En otra ocasión también estuvo cerca. Fue cuando volvía con su padre de un campo de trabajo en las afueras de Budapest y habían caminado bajo la lluvia un día entero. ”Los que no aguantaban el ritmo o se sentaban, los fusilaban”, recuerda Tomás y señala que él mismo se quedó dormido parado, apoyado en una pala. Al día siguiente apareció una persona que preguntó si conocía a algún sueco. ”Yo le mostré un negativo de mi pasaporte, de 24 por 36 milímetros, y eso fue suficiente. Nos salvó la vida”.

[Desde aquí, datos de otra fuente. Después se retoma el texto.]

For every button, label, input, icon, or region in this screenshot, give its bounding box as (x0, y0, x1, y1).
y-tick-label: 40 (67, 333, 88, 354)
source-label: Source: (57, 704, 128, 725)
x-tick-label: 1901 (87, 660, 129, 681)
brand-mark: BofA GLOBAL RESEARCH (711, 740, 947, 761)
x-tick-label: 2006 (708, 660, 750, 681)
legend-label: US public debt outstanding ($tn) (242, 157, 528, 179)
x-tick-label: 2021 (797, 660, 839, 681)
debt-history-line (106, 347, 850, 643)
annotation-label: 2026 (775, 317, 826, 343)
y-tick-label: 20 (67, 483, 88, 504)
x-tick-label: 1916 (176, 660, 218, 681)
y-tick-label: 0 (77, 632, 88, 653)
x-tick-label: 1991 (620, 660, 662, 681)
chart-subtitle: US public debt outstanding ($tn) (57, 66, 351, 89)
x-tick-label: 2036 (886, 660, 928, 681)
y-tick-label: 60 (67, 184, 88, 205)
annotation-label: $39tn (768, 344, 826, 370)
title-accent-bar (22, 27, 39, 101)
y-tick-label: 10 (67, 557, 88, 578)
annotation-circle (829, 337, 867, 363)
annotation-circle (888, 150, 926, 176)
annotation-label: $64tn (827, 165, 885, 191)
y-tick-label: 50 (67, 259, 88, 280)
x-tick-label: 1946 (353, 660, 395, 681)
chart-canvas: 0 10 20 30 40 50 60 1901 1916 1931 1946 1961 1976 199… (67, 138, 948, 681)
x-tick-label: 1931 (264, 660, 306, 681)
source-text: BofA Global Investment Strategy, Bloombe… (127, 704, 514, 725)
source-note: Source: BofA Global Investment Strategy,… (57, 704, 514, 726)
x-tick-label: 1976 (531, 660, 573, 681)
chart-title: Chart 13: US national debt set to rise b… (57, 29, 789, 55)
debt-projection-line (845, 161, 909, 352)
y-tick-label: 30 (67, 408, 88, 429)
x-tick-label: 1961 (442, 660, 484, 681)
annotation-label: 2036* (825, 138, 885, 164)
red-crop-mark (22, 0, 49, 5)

Las propias manos de Tomás entregaron centenares de salvoconductos. Cuenta que, para otorgarle una mayor protección, Wallenberg lo empleó como cadete en la Embajada sueca y así el mismo Tomás se encargó de repartir pasaportes firmados por el diplomático a familias judías.
Pero a pesar de la inmensa tarea de Wallenberg, los nazis continuaban masacrando gente. Tomás cuenta que junto con sus padres fue sacado del edificio en donde vivían con la excusa de identificarlos. El pudo escaparse de la fila para esconderse en una cabina telefónica y luego en la casa de unos amigos donde pasó unas semanas hasta que llegaron las tropas soviéticas a Budapest. Nunca más volvió a ver a sus padres.
Tomás es uno de los ”Niños de la Shoah”, los chicos sobrevivientes del Holocausto, que son más de 100.000 en todo el mundo. Después de pasar un tiempo en Transilvania, vino a la Argentina a trabajar con un tío que se había establecido en 1930. ”Sobreviví la guerra porque ese fue mi destino. Y a ese destino lo ayudó mi pasaporte sueco”, resalta.
Sobre la misteriosa desaparición del diplomático, Tomás se lamenta. ”Es una ironía: Wallenberg salvó miles de vidas, pero a él no lo pudo salvar nadie”.